GedichtGedichte

Das Gedicht „An meine Mutter“ stammt aus der Feder von Heinrich Heine.

I.

Im tollen Wahn hat ich dich einst verlassen,
Ich wollte gehen die ganze Welt zu Ende
Und wollte sehn, ob ich die Liebe fände,
Um liebevoll die Liebe zu umfassen.

Die Liebe suchte ich auf allen Gassen,
Vor jeder Türe streckt ich aus die Hände
Und bettelte um kleine Liebesspende -
Doch lachend gab man mir nur kaltes Hassen.

Und immer irrte ich nach Liebe, immer
Nach Liebe, doch die Liebe fand ich nimmer
Und kehrte um nach Hause, krank und trübe.
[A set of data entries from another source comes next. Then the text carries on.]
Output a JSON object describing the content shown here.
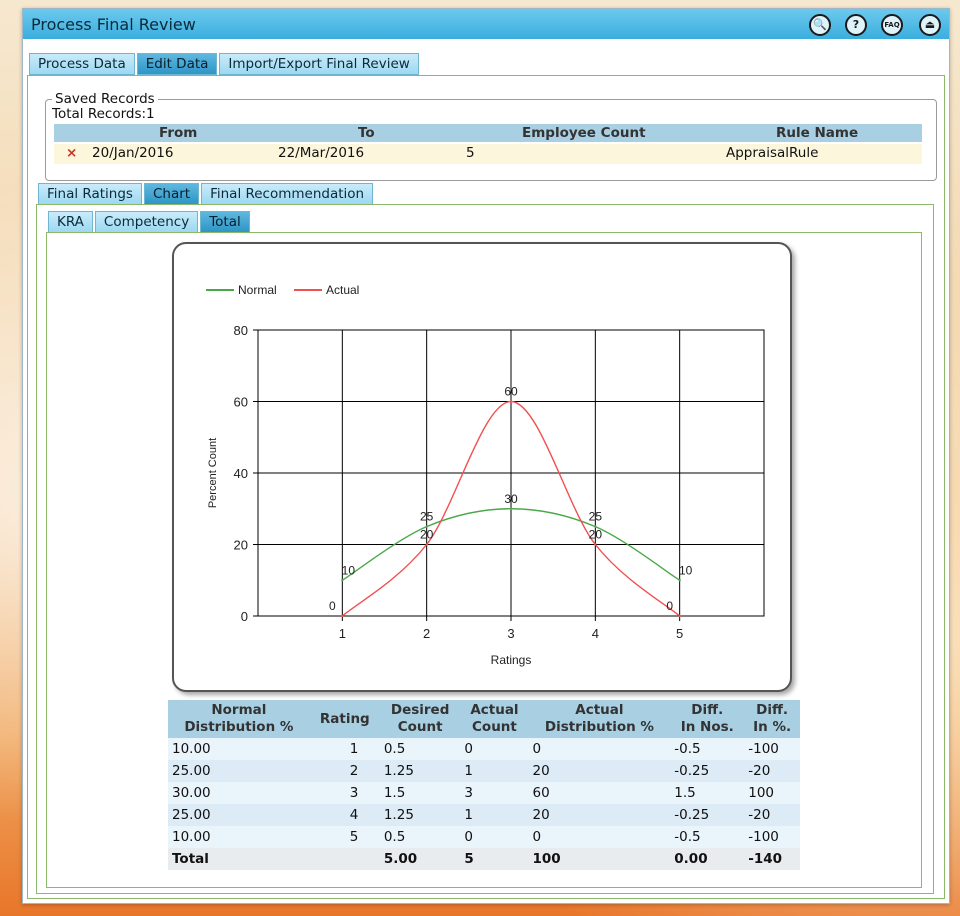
{
  "window": {
    "title": "Process Final Review"
  },
  "title_icons": [
    "search-icon",
    "help-icon",
    "faq-icon",
    "logout-icon"
  ],
  "title_icon_glyphs": {
    "search": "🔍",
    "help": "?",
    "faq": "FAQ",
    "logout": "⏏"
  },
  "main_tabs": [
    "Process Data",
    "Edit Data",
    "Import/Export Final Review"
  ],
  "saved_records": {
    "legend": "Saved Records",
    "total_label": "Total Records:1",
    "headers": {
      "from": "From",
      "to": "To",
      "employee_count": "Employee Count",
      "rule_name": "Rule Name"
    },
    "row": {
      "delete": "×",
      "from": "20/Jan/2016",
      "to": "22/Mar/2016",
      "employee_count": "5",
      "rule_name": "AppraisalRule"
    }
  },
  "sub_tabs": [
    "Final Ratings",
    "Chart",
    "Final Recommendation"
  ],
  "chart_tabs": [
    "KRA",
    "Competency",
    "Total"
  ],
  "chart_data": {
    "type": "line",
    "x": [
      1,
      2,
      3,
      4,
      5
    ],
    "series": [
      {
        "name": "Normal",
        "values": [
          10,
          25,
          30,
          25,
          10
        ],
        "color": "#4aa84a"
      },
      {
        "name": "Actual",
        "values": [
          0,
          20,
          60,
          20,
          0
        ],
        "color": "#f05050"
      }
    ],
    "xlabel": "Ratings",
    "ylabel": "Percent Count",
    "xticks": [
      "1",
      "2",
      "3",
      "4",
      "5"
    ],
    "yticks": [
      "0",
      "20",
      "40",
      "60",
      "80"
    ],
    "ylim": [
      0,
      80
    ],
    "xlim": [
      0,
      6
    ],
    "grid": true,
    "legend_position": "top-left",
    "data_labels": {
      "normal": [
        "10",
        "25",
        "30",
        "25",
        "10"
      ],
      "actual": [
        "0",
        "20",
        "60",
        "20",
        "0"
      ]
    }
  },
  "table": {
    "headers": [
      "Normal\nDistribution %",
      "Rating",
      "Desired\nCount",
      "Actual\nCount",
      "Actual\nDistribution %",
      "Diff.\nIn Nos.",
      "Diff.\nIn %."
    ],
    "rows": [
      [
        "10.00",
        "1",
        "0.5",
        "0",
        "0",
        "-0.5",
        "-100"
      ],
      [
        "25.00",
        "2",
        "1.25",
        "1",
        "20",
        "-0.25",
        "-20"
      ],
      [
        "30.00",
        "3",
        "1.5",
        "3",
        "60",
        "1.5",
        "100"
      ],
      [
        "25.00",
        "4",
        "1.25",
        "1",
        "20",
        "-0.25",
        "-20"
      ],
      [
        "10.00",
        "5",
        "0.5",
        "0",
        "0",
        "-0.5",
        "-100"
      ]
    ],
    "total": [
      "Total",
      "",
      "5.00",
      "5",
      "100",
      "0.00",
      "-140"
    ]
  }
}
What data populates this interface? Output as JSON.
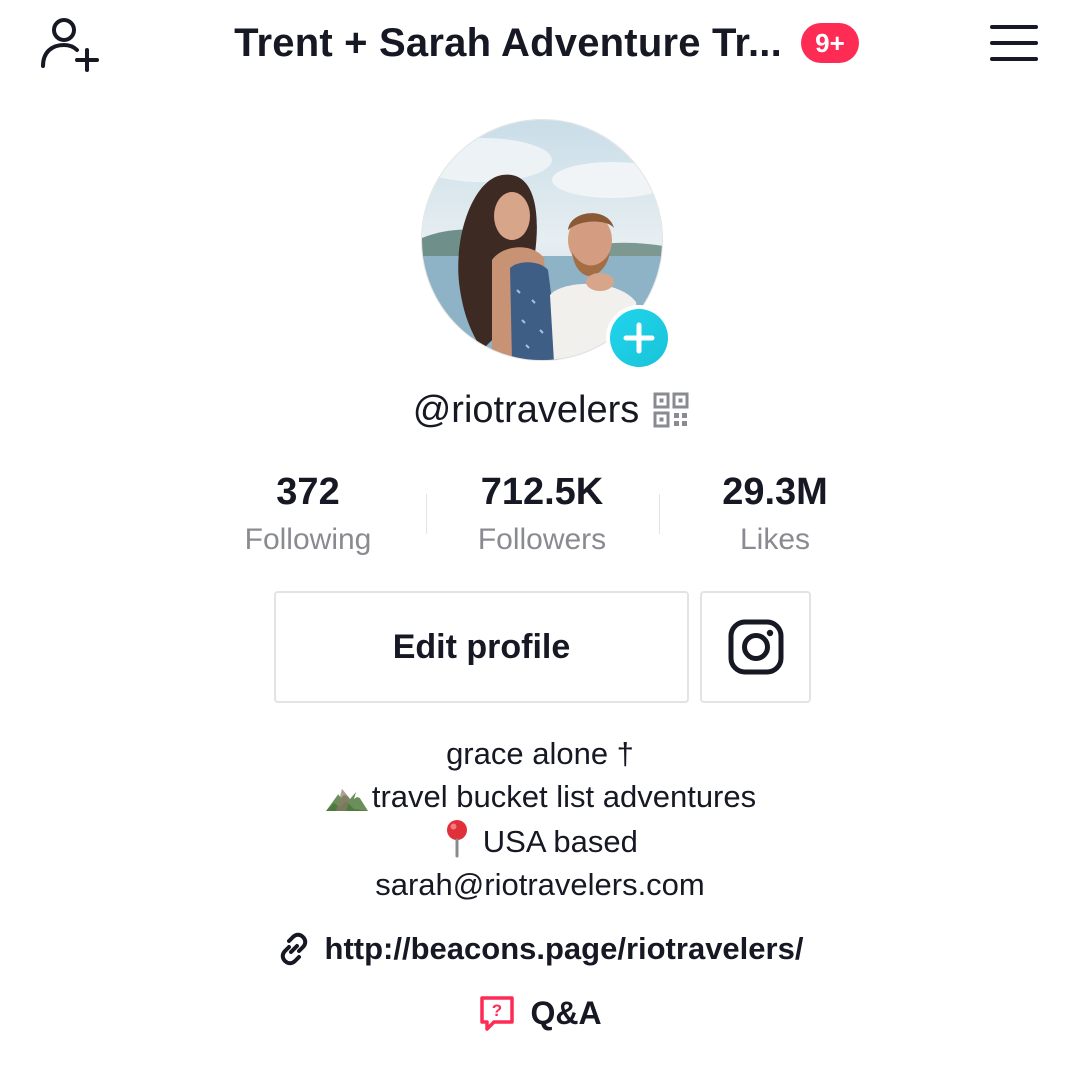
{
  "header": {
    "add_user_icon": "person-add-icon",
    "title": "Trent + Sarah Adventure Tr...",
    "notification_badge": "9+",
    "menu_icon": "hamburger-menu-icon",
    "badge_color": "#fe2c55"
  },
  "profile": {
    "avatar_description_icon": "avatar-photo",
    "add_avatar_icon": "plus-icon",
    "username": "@riotravelers",
    "qr_icon": "qr-code-icon",
    "accent_color": "#20d5ec"
  },
  "stats": [
    {
      "value": "372",
      "label": "Following"
    },
    {
      "value": "712.5K",
      "label": "Followers"
    },
    {
      "value": "29.3M",
      "label": "Likes"
    }
  ],
  "actions": {
    "edit_profile_label": "Edit profile",
    "instagram_icon": "instagram-icon"
  },
  "bio": {
    "line1": "grace alone †",
    "line2_emoji": "🏔️",
    "line2": "travel bucket list adventures",
    "line3_emoji": "📍",
    "line3": " USA based",
    "line4": "sarah@riotravelers.com"
  },
  "link": {
    "icon": "link-icon",
    "url": "http://beacons.page/riotravelers/"
  },
  "qa": {
    "icon": "question-bubble-icon",
    "label": "Q&A",
    "icon_color": "#fe2c55"
  }
}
Doch da bist du entgegen mir gekommen,
Und ach! Was da in deinen Aug geschwommen,
Das war die süße, lang gesuchte Liebe!

II.

Ich bin's gewohnt, den Kopf recht hoch zu tragen,
Mein Sinn ist auch ein bisschen starr und zähe;
Wenn selbst der König mir ins Antlitz sähe,
Ich würde nicht die Augen niederschlagen.

Doch, liebe Mutter, offen will ich's sagen:
Wie mächtig auch mein stolzer Mut sich blähe,
In deiner selig süßen, trauten Nähe
Ergreift mich oft ein demutvolles Zagen.

Ist es dein Geist, der heimlich mich bezwinget,
Dein hoher Geist, der alles kühn durchdringet,
Und blitzend sich zum Himmelslichte schwinget?

Quält mich Erinnerung, daß ich verübet
So manche Tat, die dir das Herz betrübet?
Das schöne Herz, das mich so sehr geliebet?